Anche questa opera, da attribuire a Lorenzo il Magnifico, si trova sul percorso della rete delle gore di Prato . L’ acqua del Bisenzio dopo aver dato energia alla citta’ , prima di riversarsi nell’ Ombrone permette di dissetare i campi presenti intorno alla Fattoria Medicea. La salvaguardia di questa opera di ingegneria, che vedeva sperimentare nuove colture nei passati secoli,  e’  indiscutibilmente una priorita’ visto il degrado delle costruzioni . Qui potrebbe trovare posto un polo di studi per lo sviluppo dell’ agricoltura moderna .

Comitato Cento Storico Prato: richiesta posizione del candidato M5S sull’ utilizzo della area ex Ospedale Misericordia e Dolce.

Qualcuno vorrebbe abbattere la costruzione che conteneva il vecchio ospedale . In realta’ , tenuto conto della inadeguatezza del S. Stefano e della carenza di strutture socio/sanitarie, questa opera potrebbe essere utilizzata per L’ assistenza a malati cronici ed agli anziani .

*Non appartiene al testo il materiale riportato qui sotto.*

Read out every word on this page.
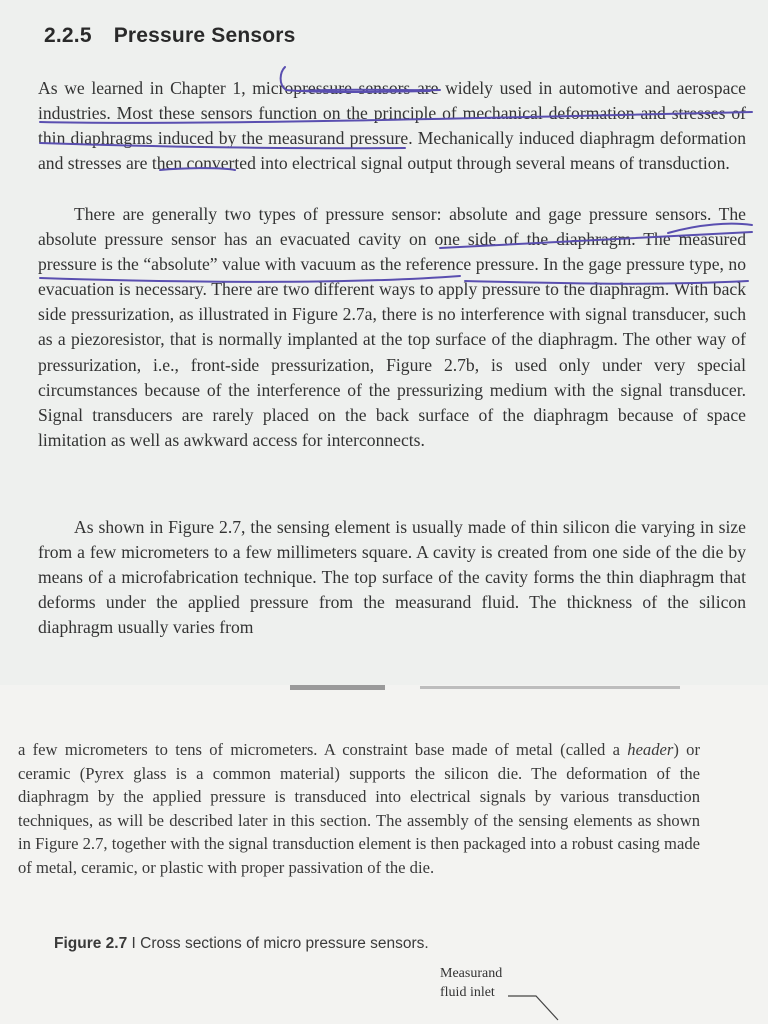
2.2.5 Pressure Sensors
As we learned in Chapter 1, micropressure sensors are widely used in automotive and aerospace industries. Most these sensors function on the principle of mechanical deformation and stresses of thin diaphragms induced by the measurand pressure. Mechanically induced diaphragm deformation and stresses are then converted into electrical signal output through several means of transduction.
There are generally two types of pressure sensor: absolute and gage pressure sensors. The absolute pressure sensor has an evacuated cavity on one side of the diaphragm. The measured pressure is the “absolute” value with vacuum as the reference pressure. In the gage pressure type, no evacuation is necessary. There are two different ways to apply pressure to the diaphragm. With back side pressurization, as illustrated in Figure 2.7a, there is no interference with signal transducer, such as a piezoresistor, that is normally implanted at the top surface of the diaphragm. The other way of pressurization, i.e., front-side pressurization, Figure 2.7b, is used only under very special circumstances because of the interference of the pressurizing medium with the signal transducer. Signal transducers are rarely placed on the back surface of the diaphragm because of space limitation as well as awkward access for interconnects.
As shown in Figure 2.7, the sensing element is usually made of thin silicon die varying in size from a few micrometers to a few millimeters square. A cavity is created from one side of the die by means of a microfabrication technique. The top surface of the cavity forms the thin diaphragm that deforms under the applied pressure from the measurand fluid. The thickness of the silicon diaphragm usually varies from
a few micrometers to tens of micrometers. A constraint base made of metal (called a header) or ceramic (Pyrex glass is a common material) supports the silicon die. The deformation of the diaphragm by the applied pressure is transduced into electrical signals by various transduction techniques, as will be described later in this section. The assembly of the sensing elements as shown in Figure 2.7, together with the signal transduction element is then packaged into a robust casing made of metal, ceramic, or plastic with proper passivation of the die.
Figure 2.7 I Cross sections of micro pressure sensors.
Measurand
fluid inlet
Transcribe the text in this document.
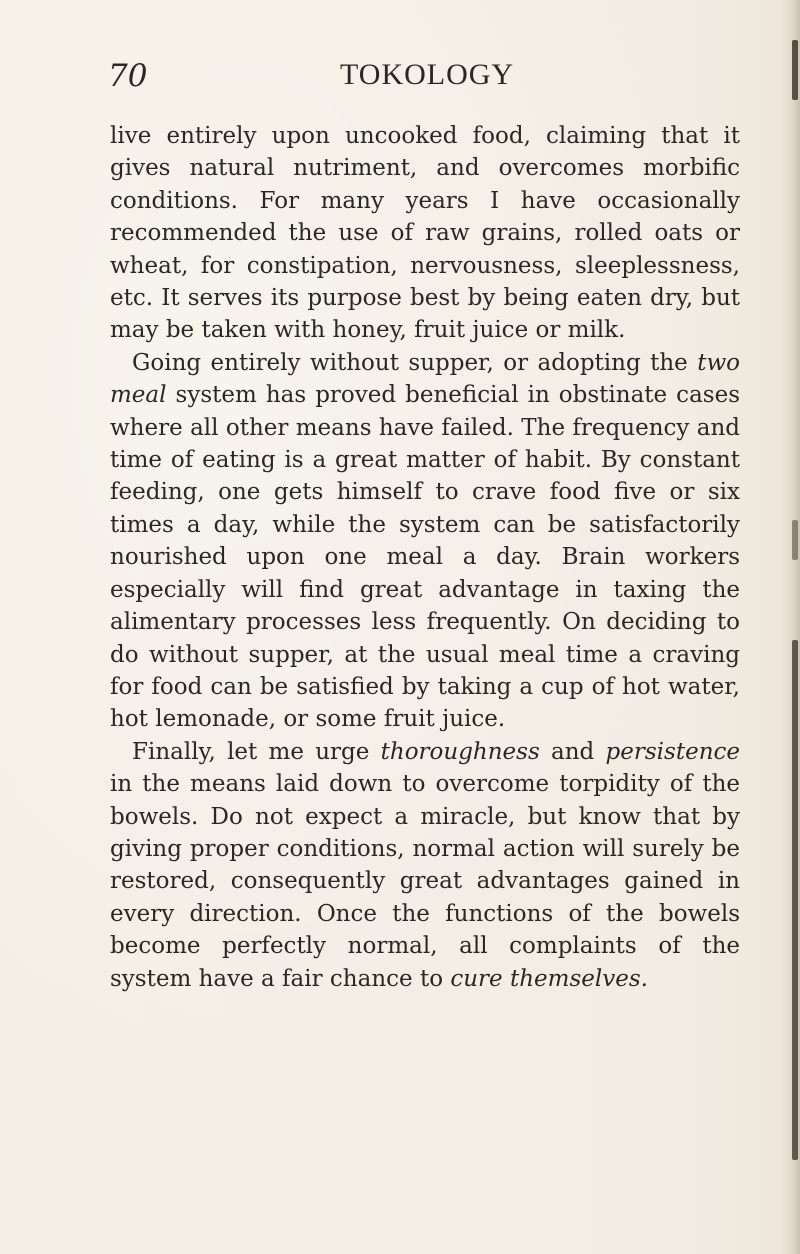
70	TOKOLOGY

live entirely upon uncooked food, claiming that it gives natural nutriment, and overcomes morbific conditions. For many years I have occasionally recommended the use of raw grains, rolled oats or wheat, for constipation, nervousness, sleeplessness, etc. It serves its purpose best by being eaten dry, but may be taken with honey, fruit juice or milk.

Going entirely without supper, or adopting the two meal system has proved beneficial in obstinate cases where all other means have failed. The frequency and time of eating is a great matter of habit. By constant feeding, one gets himself to crave food five or six times a day, while the system can be satisfactorily nourished upon one meal a day. Brain workers especially will find great advantage in taxing the alimentary processes less frequently. On deciding to do without supper, at the usual meal time a craving for food can be satisfied by taking a cup of hot water, hot lemonade, or some fruit juice.

Finally, let me urge thoroughness and persistence in the means laid down to overcome torpidity of the bowels. Do not expect a miracle, but know that by giving proper conditions, normal action will surely be restored, consequently great advantages gained in every direction. Once the functions of the bowels become perfectly normal, all complaints of the system have a fair chance to cure themselves.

Comitato del Soccorso: richiesta posizione del candidato M5S inerente il processo partecipativo della popolazione  al progetto di raddoppio della declassata all’ altezza del quartiere del Soccorso.

Non conosco nel dettaglio la legge sulla partecipazione ma di fatto la cittadinanza non puo’ che ratificare i progetti del proponente se condivisi dall’ amministrazione . Quindi anche se viene seguita alla lettera la legge il contributo attivo della cittadinanza , nell’ ambito di una realizzazione di un progetto specifico , e’ irrilevante.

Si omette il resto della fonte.